(4/h) Las mieszany jodła, sosna, dąb-w potokach w sumie kilka podgrzybków brunatnych i złotawych (z 12 znalezionych 6 nadało się do zabrania) W bukowej części lasu prawie nic, poza 1 malutkim borowikiem zjedzonym przez robaczki. Wynik 6 szt. po półtorej godzinie chodzenia W polnych brzezinach dwa grube kozaki brązowe-1 miejsce.
(13/h) Po pierwszej godzinie nic, miałem już jechać ale koło samochodu znalazłem pierwszego prawdziwka i poszedłem w dół, tam gdzie płyną potoki - i w wilgotnych miejscach było wszystko, jadalne i muchomorki, może w małych ilościach ale młode. Byłem w lesie o wschodzie słońca i jedyne co mnie martwi ( oprócz braku deszczu ) to temperatura - było tylko 5 stopni. 7 zdrowych prawdziwków, 4 ceglaczki, 30 kurek, były też gołąbki ale wszystkie robaczywe, jak nie będzie tak zimno nocami to może... Ps: w górnych częściach lasu może i jest trochę wilgotno ale brak jakichkolwiek grzybów - tylko resztki jeżyn. Pozdrawiam wszystkich.
(2/h) Las koło domu. Tym razem susza ma całego. Ostatnio jak były upały i zero deszczu coś rosło teraz tylko trzy pieczarki i dwa zjedzone podgrzybki. Sucho przeokropnie. Obawiam się że dopiero opienki będą, jeśli zacznie padać w tym roku...
(25/h) W sosnowym zagajniku na obrzeżach lasu pojawiły się rydze i pojedyncze maślaki. Grzybki tylko sporadycznie z lokatorami. Jest też sporo malutkich więc jest szansa na coś więcej.
(0/h) Niby ściółka lekko wilgotna, ale grzybów wciąż brak, a prognozy znowu bez deszczu:-<. Jak tak dalej pójdzie to może być pierwsza zima (2015/2016), w której zabraknie mi zapasów grzybowych.
(0/h) suche żleby potoków północnozachodni stok góry Kamionna - w cztery osoby 1 ceglastopory i 2 kurki:- ( Na osłodę przed odjazdem słój pysznego miodu ze spadzi jodłowej od lokalnego pszczelarza.
(25/h) Sosna, brzoza, same kurki.
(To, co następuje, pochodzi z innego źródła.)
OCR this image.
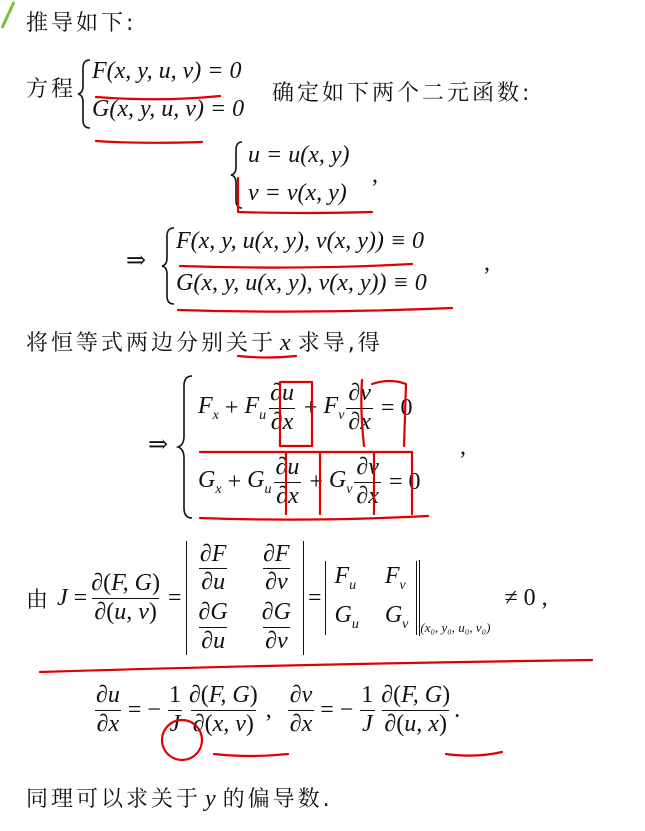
推导如下:
方程
F(x, y, u, v) = 0
G(x, y, u, v) = 0
确定如下两个二元函数:
u = u(x, y)
v = v(x, y)
,
⇒
F(x, y, u(x, y), v(x, y)) ≡ 0
G(x, y, u(x, y), v(x, y)) ≡ 0
,
将恒等式两边分别关于 x 求导,得
⇒
$F_x + F_u \frac{\partial u}{\partial x} + F_v \frac{\partial v}{\partial x} = 0$
$G_x + G_u \frac{\partial u}{\partial x} + G_v \frac{\partial v}{\partial x} = 0$
,
由 $J = \frac{\partial(F, G)}{\partial(u, v)}$ =
$\frac{\partial F}{\partial u} \frac{\partial F}{\partial v}$
$\frac{\partial G}{\partial u} \frac{\partial G}{\partial v}$
=
$F_u$ $F_v$
$G_u$ $G_v$ (x₀, y₀, u₀, v₀)
≠ 0 ,
$\frac{\partial u}{\partial x}$ = − $\frac{1}{J} \frac{\partial(F, G)}{\partial(x, v)}$ , $\frac{\partial v}{\partial x}$ = − $\frac{1}{J} \frac{\partial(F, G)}{\partial(u, x)}$ .
同理可以求关于 y 的偏导数.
W lesie unosi się zapach grzybni i widać, że się coś ruszyło. W piątek udam się ponownie i napisze jak wygląda sytuacja;-)
(0/h) Godzinny spacer po lesie. W lesie w końcu czuć wilgoć chociaż nie przekłada się to na grzyby. Totalny brak grzybów, jakichkolwiek. Sprawdzone wszystkie pewne miejscówko, zero!: (
(4/h) Podłoże w zdecydowanie lepszym stanie, ale im wyżej, tym mniej wilgoci. Sporo gołąbków różnych gatunków (nie liczyłam, bo tym razem ich nie zbierałam), dwa ceglastopore i sześć żółtych maślaków - o dziwo zdrowych. Kilka borowików grubotrzonowych, zaczęły się też pojawiać muchomory czerwone. Charakterystyczny brak kurek i koźlarzy - przeczesałam kilka brzezin i zagajników osikowych z zerowym skutkiem. "Moje" lasy zupełnie nie przypominają tych z lat ubiegłych, niestety: ( Pozdrawiam czekających z nadzieją na lepsze czasy Grzybiarzy.